Despite Fed rate cuts, mortgage rates may remain elevated following Trump's election victory.
Despite Fed rate cuts, mortgage rates may remain elevated following Trump's election victory.

Mortgage rates are increasing, while credit card, personal loan, and auto borrowers are benefiting from recent interest rate cuts.

After Donald Trump's election victory, 30-year fixed mortgage rates temporarily increased, reaching 6.98% on Thursday, according to Mortgage News Daily.

Since September, the rate has increased by almost 1% despite two Federal Reserve cuts to its benchmark interest rate, totaling 0.75%, including a 25 basis point reduction announced on Thursday.

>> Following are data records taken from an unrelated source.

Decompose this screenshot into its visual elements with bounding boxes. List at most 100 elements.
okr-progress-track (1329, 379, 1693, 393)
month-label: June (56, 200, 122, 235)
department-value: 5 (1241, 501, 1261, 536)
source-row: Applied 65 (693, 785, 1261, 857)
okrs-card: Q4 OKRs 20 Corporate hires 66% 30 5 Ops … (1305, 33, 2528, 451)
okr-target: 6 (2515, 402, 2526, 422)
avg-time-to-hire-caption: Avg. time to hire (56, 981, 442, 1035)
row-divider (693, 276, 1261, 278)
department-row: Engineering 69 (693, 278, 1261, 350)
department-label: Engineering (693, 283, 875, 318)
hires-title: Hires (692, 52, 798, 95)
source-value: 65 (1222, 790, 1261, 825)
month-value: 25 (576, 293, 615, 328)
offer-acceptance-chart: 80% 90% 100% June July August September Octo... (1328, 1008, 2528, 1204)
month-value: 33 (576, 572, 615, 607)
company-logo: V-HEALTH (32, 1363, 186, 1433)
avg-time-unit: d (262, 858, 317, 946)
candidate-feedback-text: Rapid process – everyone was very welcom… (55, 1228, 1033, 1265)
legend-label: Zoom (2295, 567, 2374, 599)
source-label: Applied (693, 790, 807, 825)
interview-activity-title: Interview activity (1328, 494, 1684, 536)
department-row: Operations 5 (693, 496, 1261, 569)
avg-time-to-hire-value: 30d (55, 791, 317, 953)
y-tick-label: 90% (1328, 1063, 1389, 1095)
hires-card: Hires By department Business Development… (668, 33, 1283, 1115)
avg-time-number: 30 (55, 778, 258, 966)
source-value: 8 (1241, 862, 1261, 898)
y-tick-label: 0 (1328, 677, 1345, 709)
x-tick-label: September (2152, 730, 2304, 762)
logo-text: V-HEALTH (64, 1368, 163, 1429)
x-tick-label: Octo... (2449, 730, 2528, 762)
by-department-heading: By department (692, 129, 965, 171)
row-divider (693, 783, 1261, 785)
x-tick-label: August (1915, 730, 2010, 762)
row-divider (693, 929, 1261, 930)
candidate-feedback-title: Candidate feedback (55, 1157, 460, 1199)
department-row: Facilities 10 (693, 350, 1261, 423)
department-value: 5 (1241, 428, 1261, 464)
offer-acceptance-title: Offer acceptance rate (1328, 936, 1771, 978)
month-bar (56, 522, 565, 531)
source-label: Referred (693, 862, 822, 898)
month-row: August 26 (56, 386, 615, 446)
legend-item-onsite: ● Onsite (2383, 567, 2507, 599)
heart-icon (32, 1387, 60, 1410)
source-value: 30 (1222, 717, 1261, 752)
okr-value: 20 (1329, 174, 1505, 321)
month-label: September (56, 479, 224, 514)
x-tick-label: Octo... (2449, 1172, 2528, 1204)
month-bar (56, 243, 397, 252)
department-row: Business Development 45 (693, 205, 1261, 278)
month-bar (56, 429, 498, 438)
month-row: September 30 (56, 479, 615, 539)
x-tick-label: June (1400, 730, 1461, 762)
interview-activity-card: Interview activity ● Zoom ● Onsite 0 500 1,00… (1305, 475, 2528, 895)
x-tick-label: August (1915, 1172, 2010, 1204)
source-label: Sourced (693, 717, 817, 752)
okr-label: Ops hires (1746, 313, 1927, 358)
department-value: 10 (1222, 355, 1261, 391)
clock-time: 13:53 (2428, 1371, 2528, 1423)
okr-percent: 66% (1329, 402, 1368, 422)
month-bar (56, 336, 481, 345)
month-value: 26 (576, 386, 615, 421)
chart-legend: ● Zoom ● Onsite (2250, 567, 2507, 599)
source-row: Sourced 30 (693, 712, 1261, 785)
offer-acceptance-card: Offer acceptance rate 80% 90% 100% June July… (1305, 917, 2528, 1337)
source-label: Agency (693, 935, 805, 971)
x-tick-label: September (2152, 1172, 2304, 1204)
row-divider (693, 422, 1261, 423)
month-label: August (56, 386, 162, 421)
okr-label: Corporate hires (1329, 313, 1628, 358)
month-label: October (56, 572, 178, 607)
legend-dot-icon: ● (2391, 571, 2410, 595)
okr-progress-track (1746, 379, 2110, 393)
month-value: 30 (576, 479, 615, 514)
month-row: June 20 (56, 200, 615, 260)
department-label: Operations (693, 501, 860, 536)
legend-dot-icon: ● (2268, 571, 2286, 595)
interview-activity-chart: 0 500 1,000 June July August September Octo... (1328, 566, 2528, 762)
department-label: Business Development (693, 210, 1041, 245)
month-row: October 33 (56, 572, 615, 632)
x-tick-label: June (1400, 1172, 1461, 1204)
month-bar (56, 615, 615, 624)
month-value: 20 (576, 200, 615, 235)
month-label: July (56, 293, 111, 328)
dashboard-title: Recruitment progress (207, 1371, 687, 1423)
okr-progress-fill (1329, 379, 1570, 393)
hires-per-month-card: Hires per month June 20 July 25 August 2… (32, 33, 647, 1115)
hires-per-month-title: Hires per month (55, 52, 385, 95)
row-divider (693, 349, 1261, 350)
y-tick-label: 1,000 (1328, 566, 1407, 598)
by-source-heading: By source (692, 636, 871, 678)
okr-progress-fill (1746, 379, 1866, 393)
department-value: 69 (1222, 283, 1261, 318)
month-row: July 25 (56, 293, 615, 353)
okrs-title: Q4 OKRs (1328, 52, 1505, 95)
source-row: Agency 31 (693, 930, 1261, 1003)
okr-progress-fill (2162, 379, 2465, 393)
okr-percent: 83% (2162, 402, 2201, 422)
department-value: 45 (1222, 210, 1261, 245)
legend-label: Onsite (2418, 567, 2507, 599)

Why mortgage rates have kept rising

Mortgage rates are closely linked to 10-year Treasury bond yields, which tend to increase when investors anticipate stronger economic growth and higher inflation, even when the Federal Reserve reduces the federal funds rate.

"According to Melissa Cohn, regional vice president of William Raveis Mortgage in New York, economic data reports from the middle of September indicate that the economy is performing better than anticipated. As people secure jobs and earn money, they tend to spend it, which leads to inflation."

The increase in mortgage rates is a reflection of market anticipation that President-elect Trump will accelerate the expansion of the budget deficit at a faster rate than Vice President Harris would, according to Michael Nourmand, president of Nourmand & Associates in Los Angeles. Additionally, Trump's proposed tariffs on imported goods could lead to inflation by increasing prices, Nourmand says.

According to forecasts by major mortgage lenders and industry associations, mortgage rates are predicted to decrease slightly in the upcoming months, but are expected to remain approximately 6% throughout 2025, which is nearly double the rates from three years ago.

If Republicans gain control of the presidency and both chambers of Congress, fewer obstacles to new spending could lead to higher bond yields, as investors anticipate more borrowing and inflation risks, according to Mortgage News Daily.

Nourmand predicts that the continued deficit spending and discussions of additional tariffs on imports will keep mortgage rates high until the end of 2024.